Laser Cut Cardboard Nomad Space Probe

One of my favorite science fiction characters is Nomad from the original Star Trek.   Nomad appeared in the episode called "The Changeling".  Nomad was more than just any space probe: Nomad could levitate, had almost unlimited power and was sentient.  Having just completed a class on Autodesk Inventor, I thought I'd try out my new found skills and create a 3D model of Nomad in Inventor, use 123D Make to create a sliced model, use a laser cutter to cut the slices from corrugated cardboard, and then glue them together to create a reasonable sized model.

The finished model is shown in the first photo.  The second photo shows the actual Nomad in the Engineering section of the U.S.S. Enterprise.  The third image is a 2D diagram of the model I created.

I made it at TechShop.

• Eight 18" square sheets of corrugated cardboard. You can cut up corrugated cardboard boxes or you can order pre-cut sheets at office supply stores like Staples. (only four sheets are shown in the photo).
• White glue.
• One 28" 3/32" phenolic rod (available from Grainger Industrial Supply. Rods are available in 4 foot lengths - part #3HNE6).  You can also use wood rods.
• Vise attached to a workbench
• Wire Cutters

Using plans I found on the web as a guide, I created a simplified 3D model of Nomad with Autodesk Inventor 2012.  The model could also have been created with Autodesk 123D.  I created a Inventor part for each section of Nomad as shown in the first diagram.  Screen shots of each of the parts from Inventor are shown in the second through fifteenth images.  Each part has a hole in its center that I used to align ("constrain" in Inventor terminology) the parts during assembly in Inventor.  During actual construction, the center holes are used with a rod to hold the pieces together during assembly and to make the model more durable after construction. Next I assembled the parts in Inventor to create the full 3D model of Nomad as shown in the last two diagrams.  I then exported the assembled model to STL format which will be used by 123D Make in the next step.  The Inventor files and the STL file are attached to this step.

1. I started 123D Make and used the "Import" button to load the STL file created by Inventor as shown in the first and second and third screenshots.
2. The model is shown in the fourth screen.  It came in upside down but that's OK - it won't effect the end result.  I then used the "Select a technique" button to select "stacked slices".
3. 123D Make then sliced the model and it automatically made the model 8 inches in height.  See fifth screenshot.
4. I used the "Manufacturing Settings" button to create an option for 18" x 18" x 0.1772" inch sheets (not shown).
5. The 18" x 18" layout is shown in the sixth screenshot.
6. I changed the height of the model to 48" inches to see what would be required to make a full size model.  A full scale model requires 115 sheets of 18" x 18" cardboard and 271 parts!  Yikes - that would take an awfully long time to cut! See seventh screenshot.
7. I changed the height to 24" (half size) and the result requires a much more manageable 8 sheets and 136 parts.  See eighth screenshot.
8. Lastly, I used the "Get Plans" button to generate the .eps files that will be used with the laser cutter.  See ninth screenshot.

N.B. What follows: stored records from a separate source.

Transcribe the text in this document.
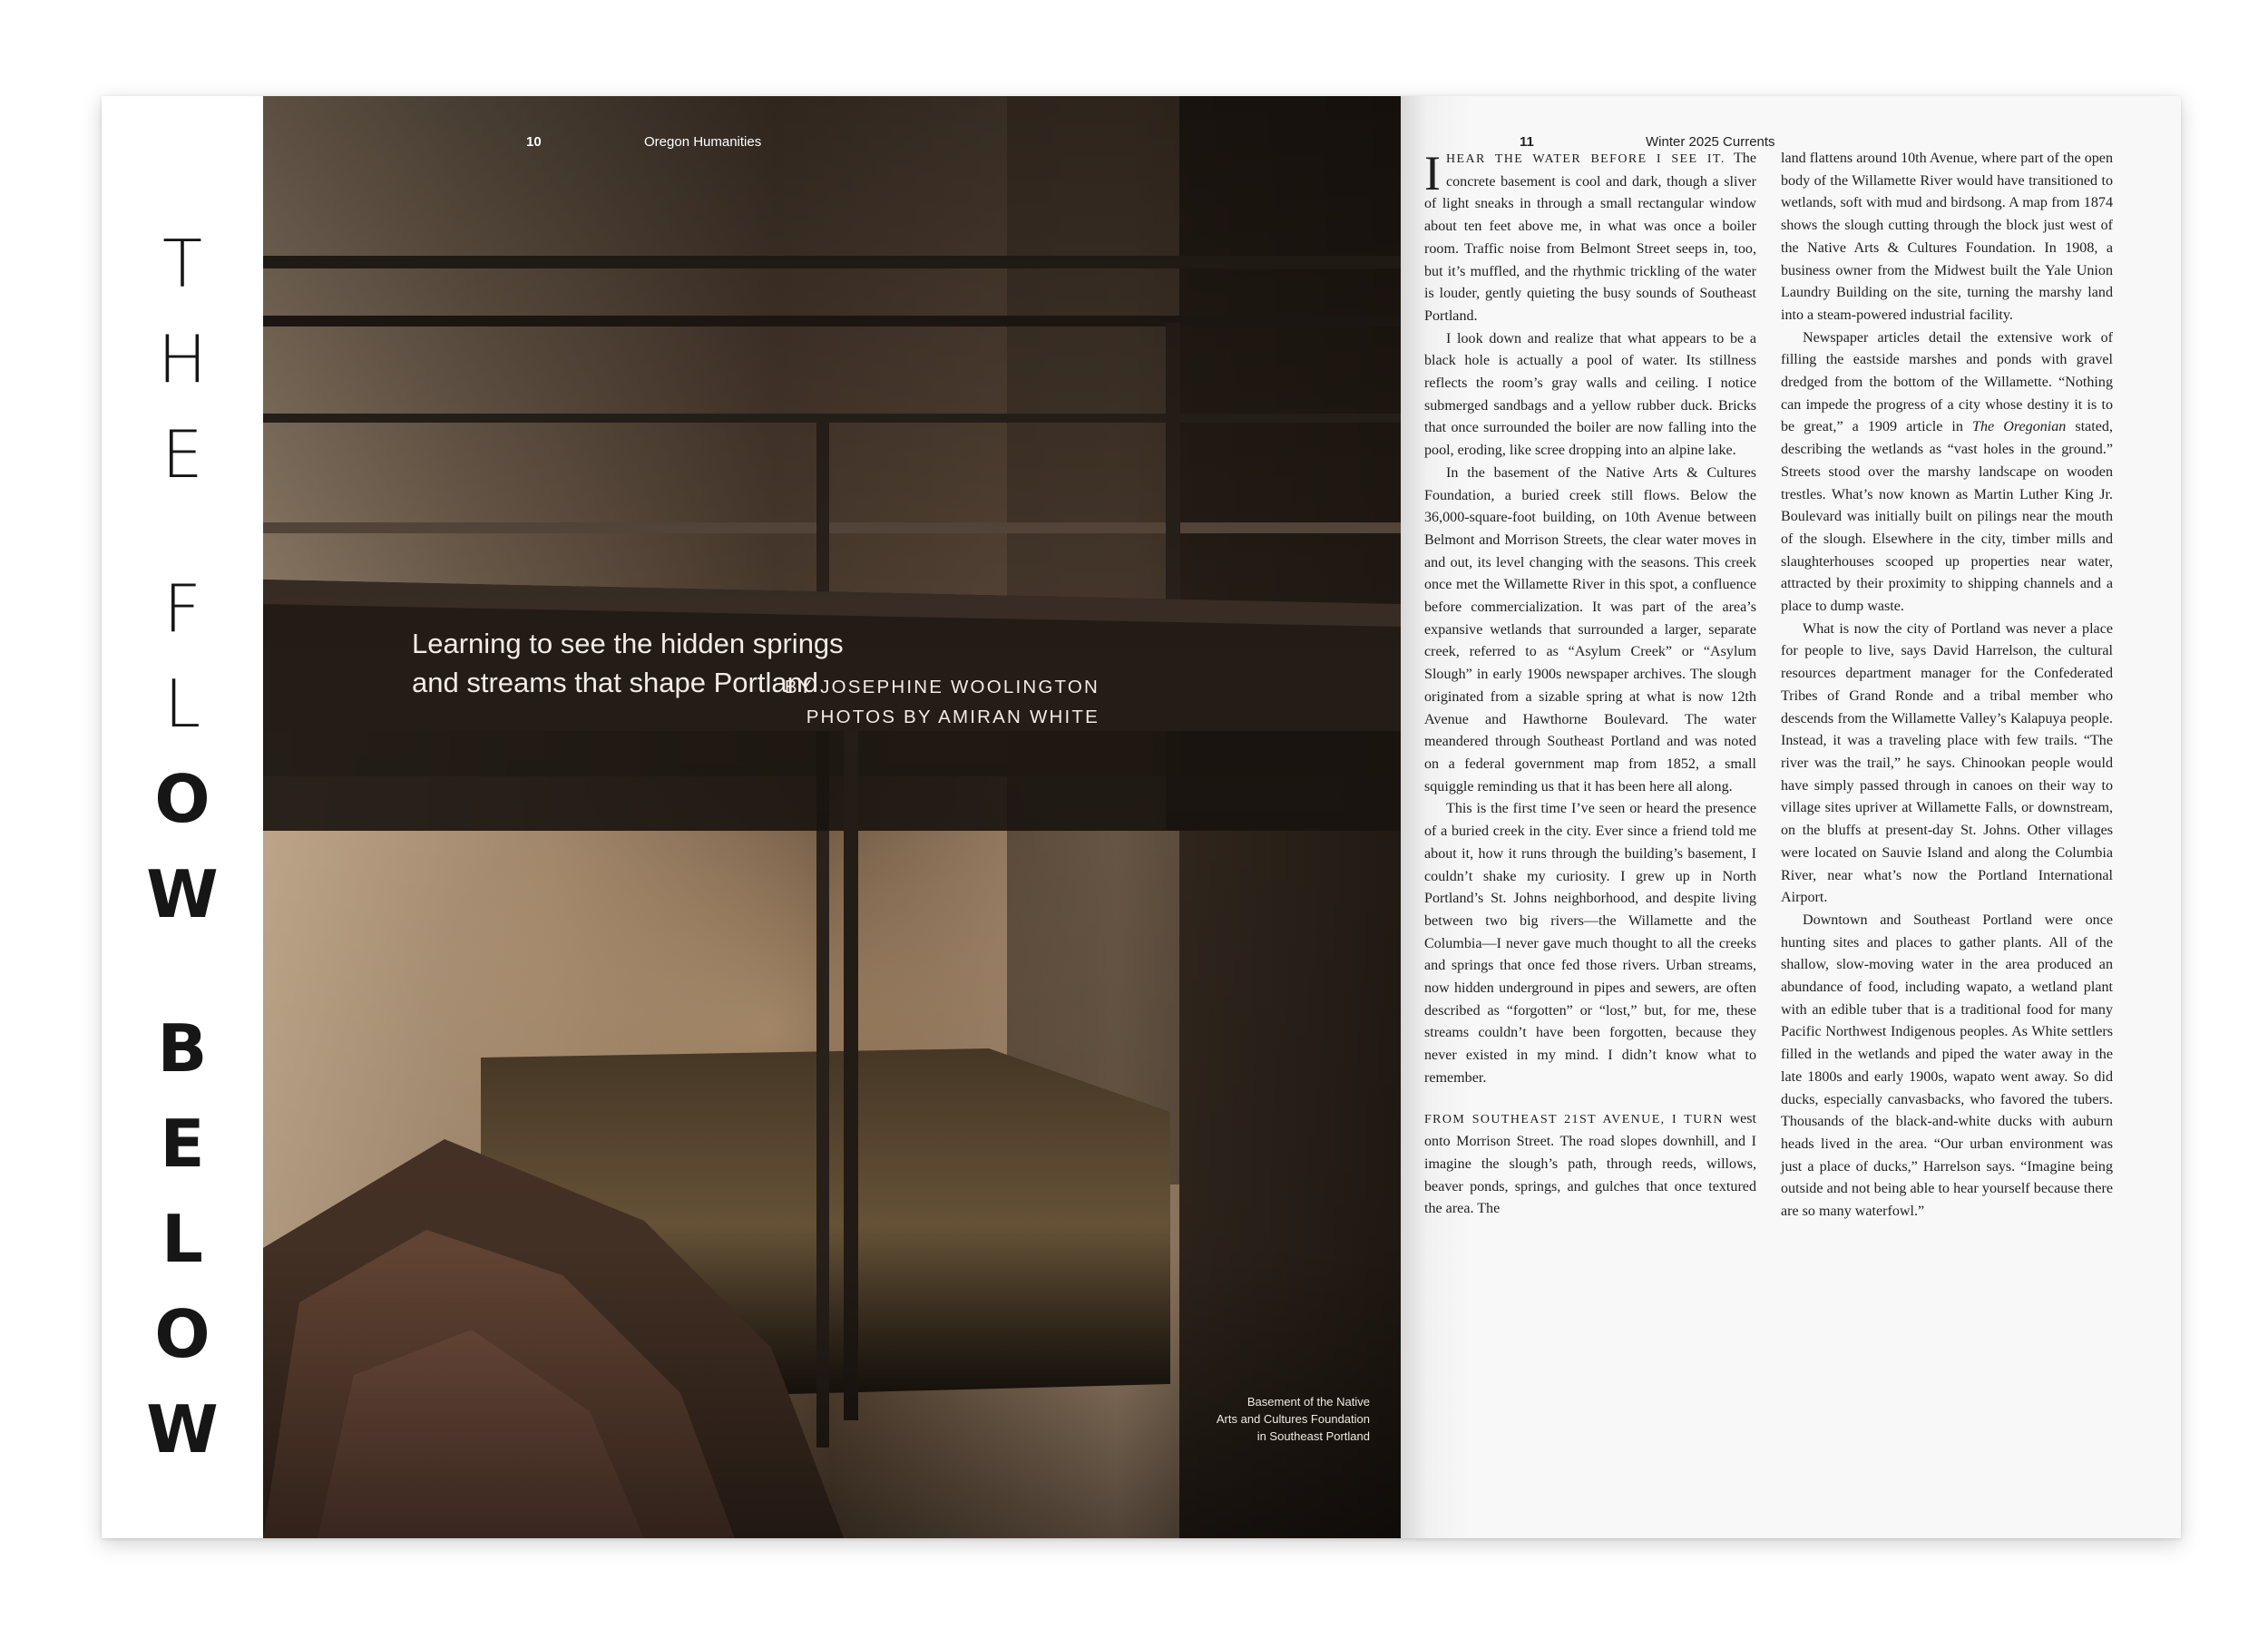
T
H
E
F
L
O
W
B
E
L
O
W
10	Oregon Humanities
Learning to see the hidden springs
and streams that shape Portland
BY JOSEPHINE WOOLINGTON
PHOTOS BY AMIRAN WHITE
Basement of the Native
Arts and Cultures Foundation
in Southeast Portland
11	Winter 2025 Currents

IHEAR THE WATER BEFORE I SEE IT. The concrete basement is cool and dark, though a sliver of light sneaks in through a small rectangular window about ten feet above me, in what was once a boiler room. Traffic noise from Belmont Street seeps in, too, but it’s muffled, and the rhythmic trickling of the water is louder, gently quieting the busy sounds of Southeast Portland.

I look down and realize that what appears to be a black hole is actually a pool of water. Its stillness reflects the room’s gray walls and ceiling. I notice submerged sandbags and a yellow rubber duck. Bricks that once surrounded the boiler are now falling into the pool, eroding, like scree dropping into an alpine lake.

In the basement of the Native Arts & Cultures Foundation, a buried creek still flows. Below the 36,000-square-foot building, on 10th Avenue between Belmont and Morrison Streets, the clear water moves in and out, its level changing with the seasons. This creek once met the Willamette River in this spot, a confluence before commercialization. It was part of the area’s expansive wetlands that surrounded a larger, separate creek, referred to as “Asylum Creek” or “Asylum Slough” in early 1900s newspaper archives. The slough originated from a sizable spring at what is now 12th Avenue and Hawthorne Boulevard. The water meandered through Southeast Portland and was noted on a federal government map from 1852, a small squiggle reminding us that it has been here all along.

This is the first time I’ve seen or heard the presence of a buried creek in the city. Ever since a friend told me about it, how it runs through the building’s basement, I couldn’t shake my curiosity. I grew up in North Portland’s St. Johns neighborhood, and despite living between two big rivers—the Willamette and the Columbia—I never gave much thought to all the creeks and springs that once fed those rivers. Urban streams, now hidden underground in pipes and sewers, are often described as “forgotten” or “lost,” but, for me, these streams couldn’t have been forgotten, because they never existed in my mind. I didn’t know what to remember.

FROM SOUTHEAST 21ST AVENUE, I TURN west onto Morrison Street. The road slopes downhill, and I imagine the slough’s path, through reeds, willows, beaver ponds, springs, and gulches that once textured the area. The

land flattens around 10th Avenue, where part of the open body of the Willamette River would have transitioned to wetlands, soft with mud and birdsong. A map from 1874 shows the slough cutting through the block just west of the Native Arts & Cultures Foundation. In 1908, a business owner from the Midwest built the Yale Union Laundry Building on the site, turning the marshy land into a steam-powered industrial facility.

Newspaper articles detail the extensive work of filling the eastside marshes and ponds with gravel dredged from the bottom of the Willamette. “Nothing can impede the progress of a city whose destiny it is to be great,” a 1909 article in The Oregonian stated, describing the wetlands as “vast holes in the ground.” Streets stood over the marshy landscape on wooden trestles. What’s now known as Martin Luther King Jr. Boulevard was initially built on pilings near the mouth of the slough. Elsewhere in the city, timber mills and slaughterhouses scooped up properties near water, attracted by their proximity to shipping channels and a place to dump waste.

What is now the city of Portland was never a place for people to live, says David Harrelson, the cultural resources department manager for the Confederated Tribes of Grand Ronde and a tribal member who descends from the Willamette Valley’s Kalapuya people. Instead, it was a traveling place with few trails. “The river was the trail,” he says. Chinookan people would have simply passed through in canoes on their way to village sites upriver at Willamette Falls, or downstream, on the bluffs at present-day St. Johns. Other villages were located on Sauvie Island and along the Columbia River, near what’s now the Portland International Airport.

Downtown and Southeast Portland were once hunting sites and places to gather plants. All of the shallow, slow-moving water in the area produced an abundance of food, including wapato, a wetland plant with an edible tuber that is a traditional food for many Pacific Northwest Indigenous peoples. As White settlers filled in the wetlands and piped the water away in the late 1800s and early 1900s, wapato went away. So did ducks, especially canvasbacks, who favored the tubers. Thousands of the black-and-white ducks with auburn heads lived in the area. “Our urban environment was just a place of ducks,” Harrelson says. “Imagine being outside and not being able to hear yourself because there are so many waterfowl.”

1. I imported each of the .eps files into CorelDraw in preparation for laser cutting.  The CorelDraw files are attached.
2. I used the laser cutter to cut each sheet.  I used the color mapping settings in the print preferences for the laser cutter to only cut the blue lines (part outlines) and not engrave the red part numbers in the design files.  Not engraving the part numbers dramatically reduced the time to cut the parts; however, it did require that I carefully number the parts with a pencil before removing the cut parts from the laser cutter. I used an Epilog Helix 45 watt laser cutter at TechShop to cut the parts.  The vector cutting settings used were: Speed 25, Power 40, Frequency 500 Hertz.
3. After cutting all the parts, I put the rod in a vise and carefully slid each part in order onto the rod with white glue in between.  I found I got the best results doing about six slices at a time and waiting for the glue to hold before doing the next group of slices.  Before putting any slices on the rod, I put a small amount of glue around the bottom of the rod where the lower slices would sit to ensure that the rod would be glued to the model.  I also put a small amount of glue around the top of rod before adding the last slices for the antenna.  The assembly and gluing of all the slices took about three hours.  After the glue was dry, I carefully removed the model from the vise and cut of the part of the rod sticking out of the bottom with a pair of wire cutters.